The last time I did this, the next step was a fairly conventional marinade involving olive oil, lemon zest & juice, rosemary & garlic.  Did I mention that we have quite a bit of garlic still to use from last summer’s crop? Anyway, this time I felt like something different. So I peeled the cloves from a couple of bulbs of garlic (I’ve got one of those silicon tube-thingies that you use to skin garlic cloves & it works rather well) & put them in a mortar with a tablespoon or so of ground cumin & a couple of teaspoons of rock salt, & ground the whole lot into a coarse paste with the pestle before thinning it with some olive oil & a little sesame oil (because I thought it would taste good. Which it did). That was spread over both sides of the lamb, which I then put into a dish, covered it with gladwrap, & left it to its own devices for 3 hours.

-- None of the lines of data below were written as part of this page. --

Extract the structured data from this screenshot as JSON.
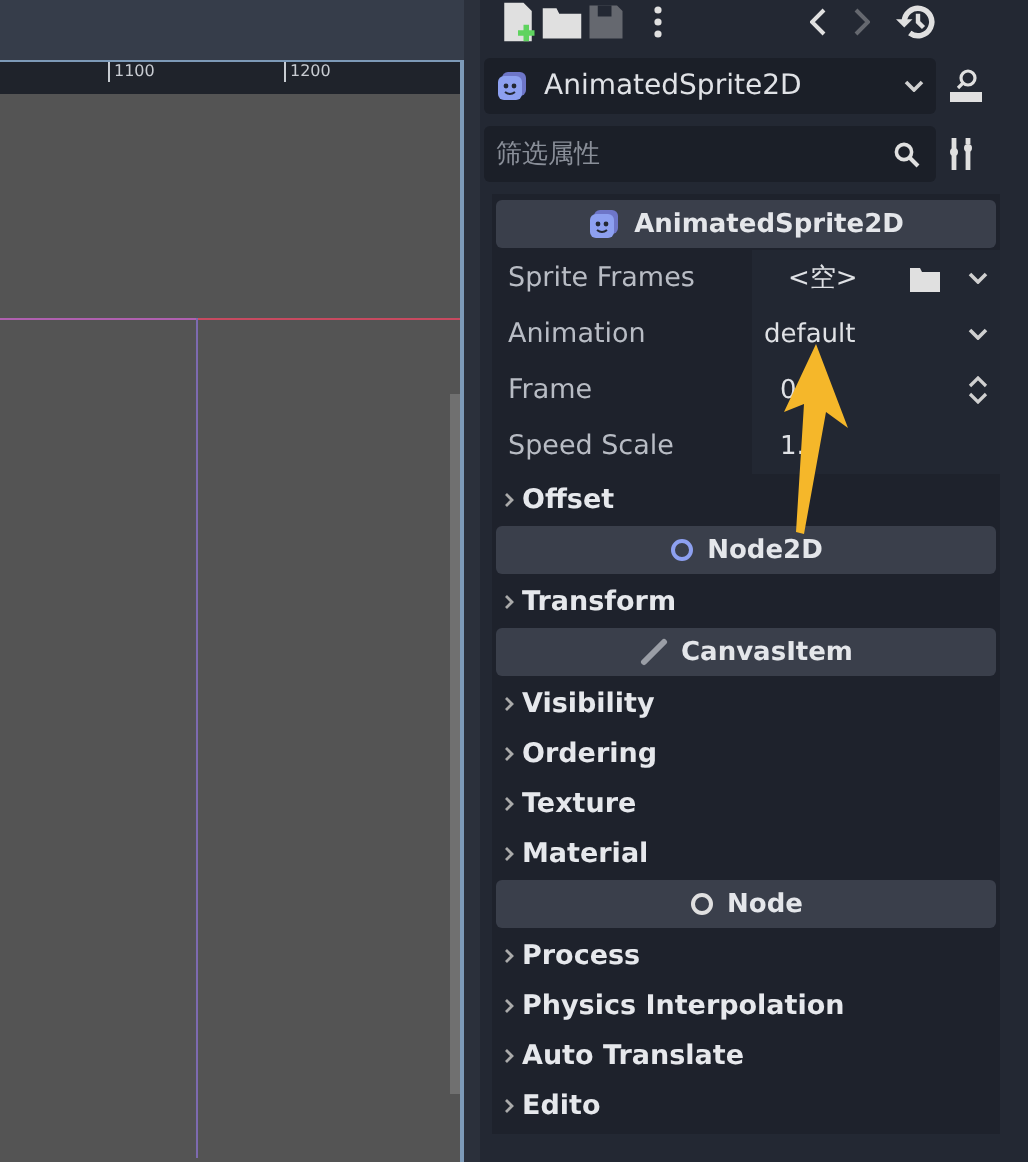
{
  "ruler": {
    "ticks": [
      "1100",
      "1200"
    ]
  },
  "toolbar": {
    "buttons": [
      {
        "kind": "new",
        "disabled": false
      },
      {
        "kind": "open",
        "disabled": false
      },
      {
        "kind": "save",
        "disabled": true
      },
      {
        "kind": "more",
        "disabled": false
      },
      {
        "kind": "back",
        "disabled": false
      },
      {
        "kind": "forward",
        "disabled": true
      },
      {
        "kind": "history",
        "disabled": false
      }
    ]
  },
  "node_selector": {
    "value": "AnimatedSprite2D"
  },
  "filter": {
    "placeholder": "筛选属性"
  },
  "inspector": [
    {
      "kind": "sprite",
      "title": "AnimatedSprite2D"
    },
    {
      "kind": "resource",
      "label": "Sprite Frames",
      "value": "<空>"
    },
    {
      "kind": "dropdown",
      "label": "Animation",
      "value": "default"
    },
    {
      "kind": "spin",
      "label": "Frame",
      "value": "0"
    },
    {
      "kind": "number",
      "label": "Speed Scale",
      "value": "1."
    },
    {
      "kind": "group",
      "label": "Offset"
    },
    {
      "kind": "node2d",
      "title": "Node2D"
    },
    {
      "kind": "group",
      "label": "Transform"
    },
    {
      "kind": "canvasitem",
      "title": "CanvasItem"
    },
    {
      "kind": "group",
      "label": "Visibility"
    },
    {
      "kind": "group",
      "label": "Ordering"
    },
    {
      "kind": "group",
      "label": "Texture"
    },
    {
      "kind": "group",
      "label": "Material"
    },
    {
      "kind": "node",
      "title": "Node"
    },
    {
      "kind": "group",
      "label": "Process"
    },
    {
      "kind": "group",
      "label": "Physics Interpolation"
    },
    {
      "kind": "group",
      "label": "Auto Translate"
    },
    {
      "kind": "group",
      "label": "Edito"
    }
  ]
}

During which time we all went to the Hamilton Farmers’ Market & bought various yummy things, & then the dog & I walked home while the rest of the family drove back with our purchases 🙂

By the time we got home it was about an hour until our guests were due, so I fired up the barbecue (gas bottle, three burners, nice semi-cylindrical hood) & when it was at around 200 degrees C I turned off one of the burners & carefully placed my butterflied lamb leg on the grill over that burner, skin side down. Then I closed the lid & turned the other burners down to medium, & left the meat to cook over that indirect heat (turning it once, about 30 minutes later) while I went in to deal to the rest of the meal.

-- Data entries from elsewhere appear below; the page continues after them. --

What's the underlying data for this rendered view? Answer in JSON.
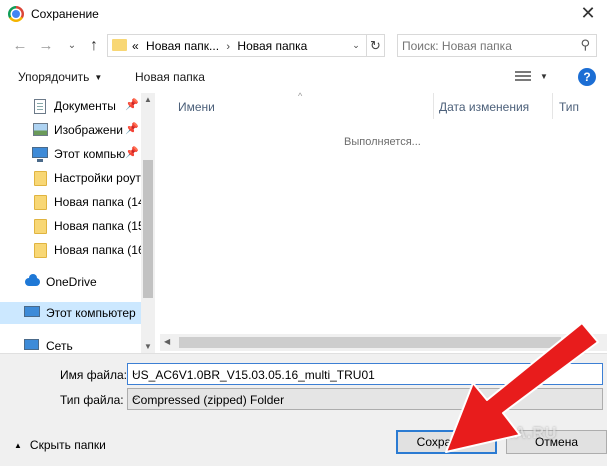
{
  "window": {
    "title": "Сохранение",
    "close_glyph": "✕"
  },
  "nav": {
    "back_glyph": "←",
    "forward_glyph": "→",
    "recent_glyph": "⌄",
    "up_glyph": "↑",
    "breadcrumb_prefix": "«",
    "breadcrumbs": [
      "Новая папк...",
      "Новая папка"
    ],
    "breadcrumb_sep": "›",
    "dropdown_glyph": "⌄",
    "refresh_glyph": "↻",
    "search_placeholder": "Поиск: Новая папка",
    "search_glyph": "⚲"
  },
  "toolbar": {
    "organize_label": "Упорядочить",
    "organize_caret": "▼",
    "new_folder_label": "Новая папка",
    "view_caret": "▼",
    "help_label": "?"
  },
  "sidebar": {
    "pin_glyph": "📌",
    "items": [
      {
        "label": "Документы",
        "icon": "document-icon",
        "pinned": true
      },
      {
        "label": "Изображени",
        "icon": "pictures-icon",
        "pinned": true
      },
      {
        "label": "Этот компью",
        "icon": "computer-icon",
        "pinned": true
      },
      {
        "label": "Настройки роут",
        "icon": "folder-icon",
        "pinned": false
      },
      {
        "label": "Новая папка (14",
        "icon": "folder-icon",
        "pinned": false
      },
      {
        "label": "Новая папка (15",
        "icon": "folder-icon",
        "pinned": false
      },
      {
        "label": "Новая папка (16",
        "icon": "folder-icon",
        "pinned": false
      },
      {
        "label": "OneDrive",
        "icon": "onedrive-icon",
        "pinned": false
      },
      {
        "label": "Этот компьютер",
        "icon": "computer-icon",
        "pinned": false,
        "selected": true
      },
      {
        "label": "Сеть",
        "icon": "network-icon",
        "pinned": false
      }
    ],
    "scroll_up_glyph": "▲",
    "scroll_down_glyph": "▼"
  },
  "filelist": {
    "columns": [
      "Имени",
      "Дата изменения",
      "Тип"
    ],
    "sort_glyph": "^",
    "status": "Выполняется...",
    "scroll_left_glyph": "◀",
    "scroll_right_glyph": "▶"
  },
  "form": {
    "filename_label": "Имя файла:",
    "filename_value": "US_AC6V1.0BR_V15.03.05.16_multi_TRU01",
    "filetype_label": "Тип файла:",
    "filetype_value": "Compressed (zipped) Folder",
    "dropdown_glyph": "⌄",
    "hide_folders_caret": "▲",
    "hide_folders_label": "Скрыть папки",
    "save_label": "Сохранить",
    "cancel_label": "Отмена"
  },
  "watermark": "WIFIKA.RU",
  "annotation_color": "#e81c1c"
}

Which was pretty straightforward: the first of our new season’s potatoes (Swifts, ready in about 60 days from planting), to be boiled & served with a littlebittabutter; a nice big head of fresh brocolli, cut into florets & steamed just before we were ready to eat, along with fresh asparagus from the market; a sweet red pepper coulis; & a lemon-thyme scented hollandaise sauce. Our guests arrived & exclaimed, drooling slightly, about the lovely smells from the barbecue. The lamb was done and, after resting it for 10 minutes while dealing with the veges, I carved it into thick luscious slices, still pink inside but brown & crisp with garlic & spice on the outside. The eight of us sat down to a veritable feast, & no-one complained that there was no dessert to follow.